不安になったミニイカ娘は「ひいぃっ、げしょぉ…」と身を縮めて怯えるが、
人間の一人が焼そばからムキ海老をつまみ、しゃがんでそれを差し出すと、
ミニイカ娘は鼻をひくひく動かし、すぐに「…ゲショッ!」と満面の笑顔を咲かせて遠慮無くパクッ!と食い付いた。

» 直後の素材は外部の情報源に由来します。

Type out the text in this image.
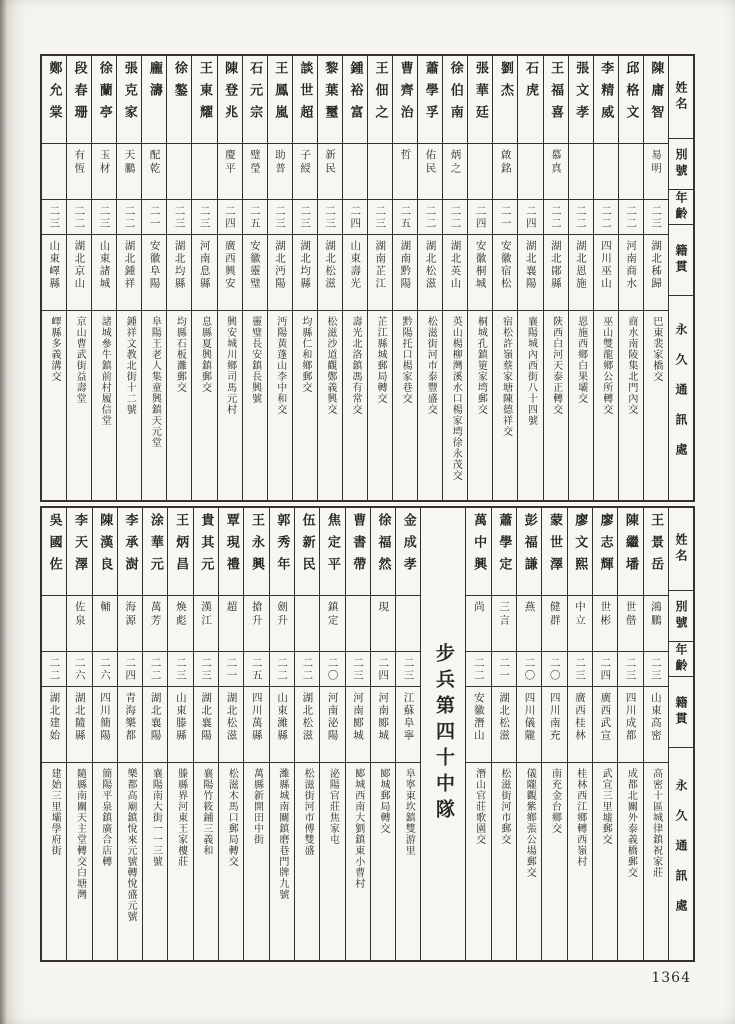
鄭允棠
二三
山東嶧縣
嶧縣多義溝交
段春珊
有恆
二二
湖北京山
京山曹武街益壽堂
徐蘭亭
玉材
二三
山東諸城
諸城參牛鎮前村履信堂
張克家
天鵬
二二
湖北鍾祥
鍾祥文教北街十二號
龐濤
配乾
二一
安徽阜陽
阜陽王老人集童興鎮天元堂
徐鏊
二三
湖北均縣
均縣石板灘郵交
王東耀
二三
河南息縣
息縣夏興鎮郵交
陳登兆
慶平
二四
廣西興安
興安城川鄉司馬元村
石元宗
璧瑩
二五
安徽靈璧
靈璧長安鎮長興號
王鳳嵐
助普
二三
湖北沔陽
沔陽黃蓬山李中和交
談世超
子綬
二三
湖北均縣
均縣仁和鄉郵交
黎葉璽
新民
二三
湖北松滋
松滋沙道觀鄭義興交
鍾裕富
二四
山東壽光
壽光北洛鎮馮有常交
王佃之
二三
湖南芷江
芷江縣城郵局轉交
曹齊治
哲
二五
湖南黔陽
黔陽托口楊家巷交
蕭學孚
佑民
二二
湖北松滋
松滋街河市泰豐盛交
徐伯南
炳之
二二
湖北英山
英山楊柳灣溪水口楊家塆徐永茂交
張華廷
二四
安徽桐城
桐城孔鎮筻家塆郵交
劉杰
啟銘
二一
安徽宿松
宿松許嶺蔡家塘陳德祥交
石虎
二四
湖北襄陽
襄陽城內西街八十四號
王福喜
慕真
二二
湖北鄖縣
陝西白河天泰正轉交
張文孝
二二
湖北恩施
恩施西鄉白果壩交
李精威
二二
四川巫山
巫山雙龍鄉公所轉交
邱格文
二二
河南商水
商水南陵集北門內交
陳庸智
易明
二三
湖北秭歸
巴東裴家橋交
姓名
別號
年齡
籍貫
永久通訊處
吳國佐
二二
湖北建始
建始三里壩學府街
李天澤
佐泉
二六
湖北隨縣
隨縣南關天主堂轉交白塘灣
陳漢良
輔
二六
四川簡陽
簡陽平泉鎮廣合店轉
李承澍
海源
二四
青海樂都
樂都高廟鎮悅來元號轉悅盛元號
涂華元
萬芳
二二
湖北襄陽
襄陽南大街一一三號
王炳昌
煥彪
二三
山東滕縣
滕縣界河東王家樓莊
貴其元
漢江
二三
湖北襄陽
襄陽竹筱鋪三義和
覃現禮
超
二一
湖北松滋
松滋木馬口郵局轉交
王永興
搶升
二五
四川萬縣
萬縣新開田中街
郭秀年
劍升
二二
山東濰縣
濰縣城南關鎮磨巷門牌九號
伍新民
二二
湖北松滋
松滋街河市傅雙盛
焦定平
鎮定
二〇
河南泌陽
泌陽官莊焦家屯
曹書帶
二三
河南郾城
郾城西南大劉鎮東小曹村
徐福然
現
二四
河南郾城
郾城郵局轉交
金成孝
二三
江蘇阜寧
阜寧東坎鎮雙游里 步兵第四十中隊
萬中興
尚
二二
安徽潛山
潛山官莊歌園交
蕭學定
三言
二一
湖北松滋
松滋街河市郵交
彭福謙
燕
二〇
四川儀隴
儀隴觀紫鄉張公場郵交
蒙世澤
健群
二〇
四川南充
南充金台鄉交
廖文熙
中立
二三
廣西桂林
桂林西江鄉轉西嶺村
廖志輝
世彬
二四
廣西武宣
武宣三里墟郵交
陳繼墦
世偕
二三
四川成都
成都北關外泰義橋郵交
王景岳
鴻鵬
二三
山東高密
高密十區城律鎮祝家莊
姓名
別號
年齡
籍貫
永久通訊處
1364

「なんだ調子良いなーコイツw」「アハハ、面白い!カワイイー!」
その露骨で正直な態度に人々は沸き、次々と餌になりそうなものを差し出す。
「げ、げそっ!?ゲソゲソ!」とミニイカ娘は嬉しそうに困惑し、
10本の触手を伸ばすと、選り好みする間も無くそれらを全て受け取った。
ミニイカ娘は「ゲショォ!エヘヘェ~」とはにかんで笑い、
触手と両腕で大量のもらいものを抱えると、その場からてくてくと走り去る。
人々はそれを笑いながら見送ったが、その小さな後ろ姿が人ゴミの脚の間に消えると、
彼等もまたすぐにその場から立ち上がり、何事も無かったかのように出店を回ったり談笑したりしていた。

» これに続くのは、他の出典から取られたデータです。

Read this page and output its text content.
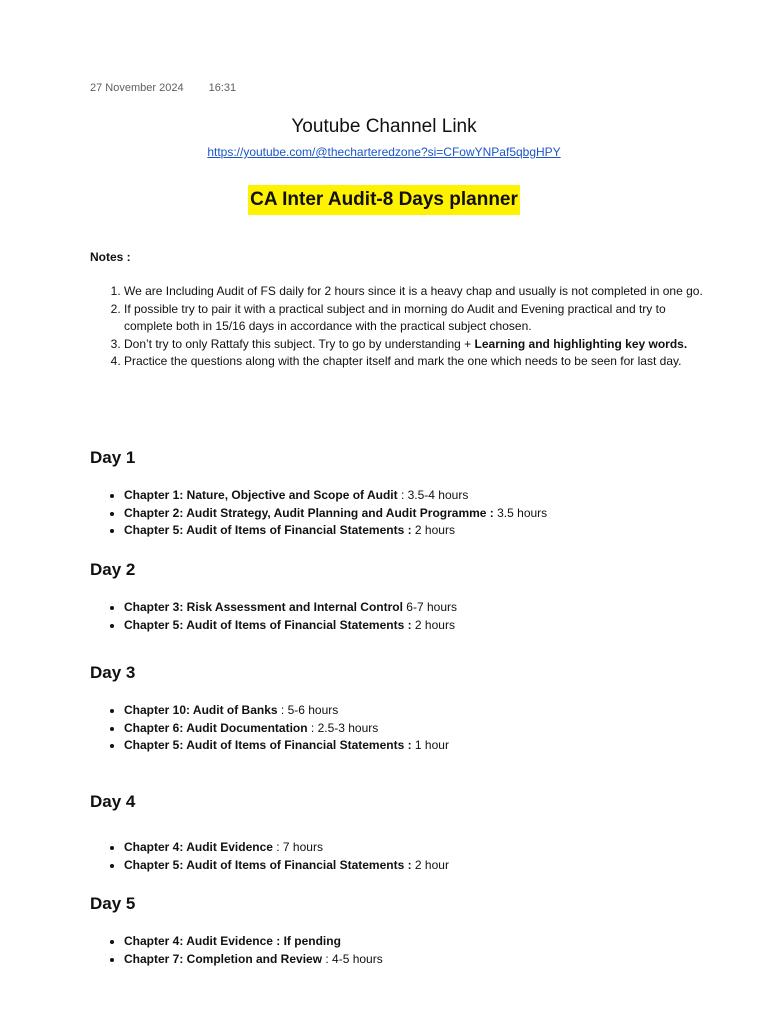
27 November 2024 16:31
Youtube Channel Link
https://youtube.com/@thecharteredzone?si=CFowYNPaf5qbgHPY
CA Inter Audit-8 Days planner
Notes :
1. We are Including Audit of FS daily for 2 hours since it is a heavy chap and usually is not completed in one go.
2. If possible try to pair it with a practical subject and in morning do Audit and Evening practical and try to complete both in 15/16 days in accordance with the practical subject chosen.
3. Don’t try to only Rattafy this subject. Try to go by understanding + Learning and highlighting key words.
4. Practice the questions along with the chapter itself and mark the one which needs to be seen for last day.
Day 1
• Chapter 1: Nature, Objective and Scope of Audit : 3.5-4 hours
• Chapter 2: Audit Strategy, Audit Planning and Audit Programme : 3.5 hours
• Chapter 5: Audit of Items of Financial Statements : 2 hours
Day 2
• Chapter 3: Risk Assessment and Internal Control 6-7 hours
• Chapter 5: Audit of Items of Financial Statements : 2 hours
Day 3
• Chapter 10: Audit of Banks : 5-6 hours
• Chapter 6: Audit Documentation : 2.5-3 hours
• Chapter 5: Audit of Items of Financial Statements : 1 hour
Day 4
• Chapter 4: Audit Evidence : 7 hours
• Chapter 5: Audit of Items of Financial Statements : 2 hour
Day 5
• Chapter 4: Audit Evidence : If pending
• Chapter 7: Completion and Review : 4-5 hours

海岸線を走る道路から浜辺へ下りる階段の下、吊るされた電飾の明かりが作る影にミニイカ娘は鎮座した。
人々の脚の間を大量の餌を抱えて走るのは大変だった。
踏まれないようにとにかく素早く、「ゲッショ、ゲッショ…」と駆けて行き、
途中餌がぽろぽろ落ちる度、名残惜しそうにそれを見送るしかなかった。
「フゥーッ、げしょぉ」とため息をついたが、目の前に積まれた餌を見ると疲れもふっ飛ぶ。
大量の餌の中からまずはムキ海老だけを掴み、「あーん、ぱくっ!」と食べていく。
野生下では食べたことの無いその大きさと味に、これまでに無い至福を感じ、
ミニイカ娘は思わず「んふぅん~っ」と満面の笑みをこぼした。
先のことなど考えず次々と海老を頬張り、その度に幸福度はインフレ的に上昇する。
両手の指や口の周りもベロベロ舐め回し、「えへへぇー、げしょお!」と歓喜の声を上げた。